Intéressant cette notion d'altérité,lieu où se joue notre cohérence intérieure car "La rencontre de l’Autre m’engage, et cela je ne peux le fuir" Lévinas.
Merci pour votre blog


jean jacques bertrand 31/03/2011 22:04


Cette lettre est reprise dans www.scoop.it/t/christian-theology, une "webcuration " de sites chrétiens.

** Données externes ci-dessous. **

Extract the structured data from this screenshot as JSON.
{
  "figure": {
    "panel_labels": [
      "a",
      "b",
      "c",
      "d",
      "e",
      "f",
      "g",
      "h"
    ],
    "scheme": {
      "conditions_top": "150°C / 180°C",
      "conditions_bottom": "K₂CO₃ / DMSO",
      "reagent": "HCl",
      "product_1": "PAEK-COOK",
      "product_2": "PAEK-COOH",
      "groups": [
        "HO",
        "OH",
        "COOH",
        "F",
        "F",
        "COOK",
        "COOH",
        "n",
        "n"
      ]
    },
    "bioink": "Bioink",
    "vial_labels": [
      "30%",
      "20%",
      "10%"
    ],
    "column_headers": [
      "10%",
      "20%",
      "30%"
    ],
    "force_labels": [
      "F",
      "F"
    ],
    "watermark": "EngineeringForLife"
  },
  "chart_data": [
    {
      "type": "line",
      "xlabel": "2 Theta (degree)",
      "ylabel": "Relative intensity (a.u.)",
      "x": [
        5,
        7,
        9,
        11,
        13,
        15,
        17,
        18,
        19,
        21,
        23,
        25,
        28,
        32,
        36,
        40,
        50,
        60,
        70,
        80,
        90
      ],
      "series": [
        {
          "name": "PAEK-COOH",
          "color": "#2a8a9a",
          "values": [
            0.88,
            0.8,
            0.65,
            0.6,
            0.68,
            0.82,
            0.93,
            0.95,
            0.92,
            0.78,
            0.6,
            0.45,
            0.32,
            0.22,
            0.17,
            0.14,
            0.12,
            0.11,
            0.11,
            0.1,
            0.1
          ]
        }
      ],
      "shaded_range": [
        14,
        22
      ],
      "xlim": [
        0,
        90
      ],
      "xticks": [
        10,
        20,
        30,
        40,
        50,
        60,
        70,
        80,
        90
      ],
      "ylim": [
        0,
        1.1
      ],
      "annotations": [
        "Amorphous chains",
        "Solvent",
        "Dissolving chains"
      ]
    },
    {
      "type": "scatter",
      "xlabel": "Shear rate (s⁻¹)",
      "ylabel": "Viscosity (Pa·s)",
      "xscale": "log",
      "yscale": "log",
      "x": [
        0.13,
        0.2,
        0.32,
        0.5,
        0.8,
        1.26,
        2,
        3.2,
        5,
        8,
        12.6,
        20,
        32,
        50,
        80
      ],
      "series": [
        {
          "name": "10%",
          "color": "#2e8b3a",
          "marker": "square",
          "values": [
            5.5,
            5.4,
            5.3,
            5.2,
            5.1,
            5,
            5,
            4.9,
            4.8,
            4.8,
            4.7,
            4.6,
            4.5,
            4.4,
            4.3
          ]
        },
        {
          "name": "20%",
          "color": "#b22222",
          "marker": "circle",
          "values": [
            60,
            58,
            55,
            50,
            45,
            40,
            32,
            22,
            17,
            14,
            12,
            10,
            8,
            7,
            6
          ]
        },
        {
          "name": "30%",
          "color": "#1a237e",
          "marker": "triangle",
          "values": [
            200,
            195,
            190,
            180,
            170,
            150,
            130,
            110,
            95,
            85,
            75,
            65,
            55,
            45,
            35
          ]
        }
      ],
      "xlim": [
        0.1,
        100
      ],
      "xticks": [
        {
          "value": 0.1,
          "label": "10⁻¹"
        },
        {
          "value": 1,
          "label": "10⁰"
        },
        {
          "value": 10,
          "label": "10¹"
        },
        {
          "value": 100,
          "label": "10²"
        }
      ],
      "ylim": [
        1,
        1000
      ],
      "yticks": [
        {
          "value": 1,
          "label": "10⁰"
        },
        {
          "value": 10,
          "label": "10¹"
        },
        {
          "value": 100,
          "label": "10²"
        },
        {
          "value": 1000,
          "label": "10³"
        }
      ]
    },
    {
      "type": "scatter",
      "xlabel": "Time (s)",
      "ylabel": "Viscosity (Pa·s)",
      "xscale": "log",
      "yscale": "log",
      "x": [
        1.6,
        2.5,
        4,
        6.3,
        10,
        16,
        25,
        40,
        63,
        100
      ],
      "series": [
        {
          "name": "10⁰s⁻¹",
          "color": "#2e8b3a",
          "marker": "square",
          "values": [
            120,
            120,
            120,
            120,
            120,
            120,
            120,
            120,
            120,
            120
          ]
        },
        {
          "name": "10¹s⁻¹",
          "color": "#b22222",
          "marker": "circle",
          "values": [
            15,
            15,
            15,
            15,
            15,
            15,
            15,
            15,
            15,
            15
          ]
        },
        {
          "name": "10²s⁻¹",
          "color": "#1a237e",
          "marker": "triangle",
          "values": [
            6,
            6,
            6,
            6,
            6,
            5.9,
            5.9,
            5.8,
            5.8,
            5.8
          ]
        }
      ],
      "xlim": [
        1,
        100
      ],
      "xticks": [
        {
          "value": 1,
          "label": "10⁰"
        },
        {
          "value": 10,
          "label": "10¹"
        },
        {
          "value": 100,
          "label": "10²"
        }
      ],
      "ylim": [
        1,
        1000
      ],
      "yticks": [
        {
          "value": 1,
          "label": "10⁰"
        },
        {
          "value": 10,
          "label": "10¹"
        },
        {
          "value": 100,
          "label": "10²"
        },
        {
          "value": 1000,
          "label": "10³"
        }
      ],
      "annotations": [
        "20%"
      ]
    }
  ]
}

Yves Le Touzé 30/03/2011 22:13


J’ai retrouvé, en découvrant ton texte, les questions fondamentales que pose l’orientation de l’Eglise vers une « nouvelle évangélisation » centrée sur l’annonce de Dieu à un monde de plus en plus
pénétré par l’athéisme. Ce que tu rapportes du Parvis des Gentils, auquel je n’ai pu prendre part, est un écho plutôt rassurant, mais seules les suites qui lui seront données révéleront le degré de
liberté accordé aux paroles qui s’y sont exprimées. Au moins des choses fortes y ont pu être dites, auxquelles ta 18ème lettre donne un développement fertile… et j’espère durable.
A mon sens, la difficulté de l’évangélisation tient à la confusion entre ‘’annoncer la Parole de Dieu’’ et ‘’énoncer une parole sur Dieu’’. Tu l’as bien dit : « Il ne nous appartient pas de dire
Dieu, cela n’appartient qu’à lui seul », et c’est là l’essentiel : les efforts des conciles et des théologiens pour traduire en langage humain les réalités divines ne sont que des balises, posées
pour éviter les fausses images, et ne permettant pas de s’emparer de l’Inconnaissable. La Parole de Dieu est le Christ, Image du Dieu invisible, Verbe fait chair qui révèle à l’Homme sa dimension
divine, Premier-né de toutes les créatures, qui se révèle à travers les autres et la création entière. Annoncer la Parole passe d’abord par notre être ‘’christifié’’(c’est-à-dire vivant d’une vie
totalement donnée aux autres et à la création), avant de passer par notre parole humaine, ecclésiale et biblique.
L’image du ‘’Dieu incognito’’ de Mathieu 25 est en effet la clé de tout le message biblique.
Merci encore, cher Desiderius, pour ces pensées libératrices.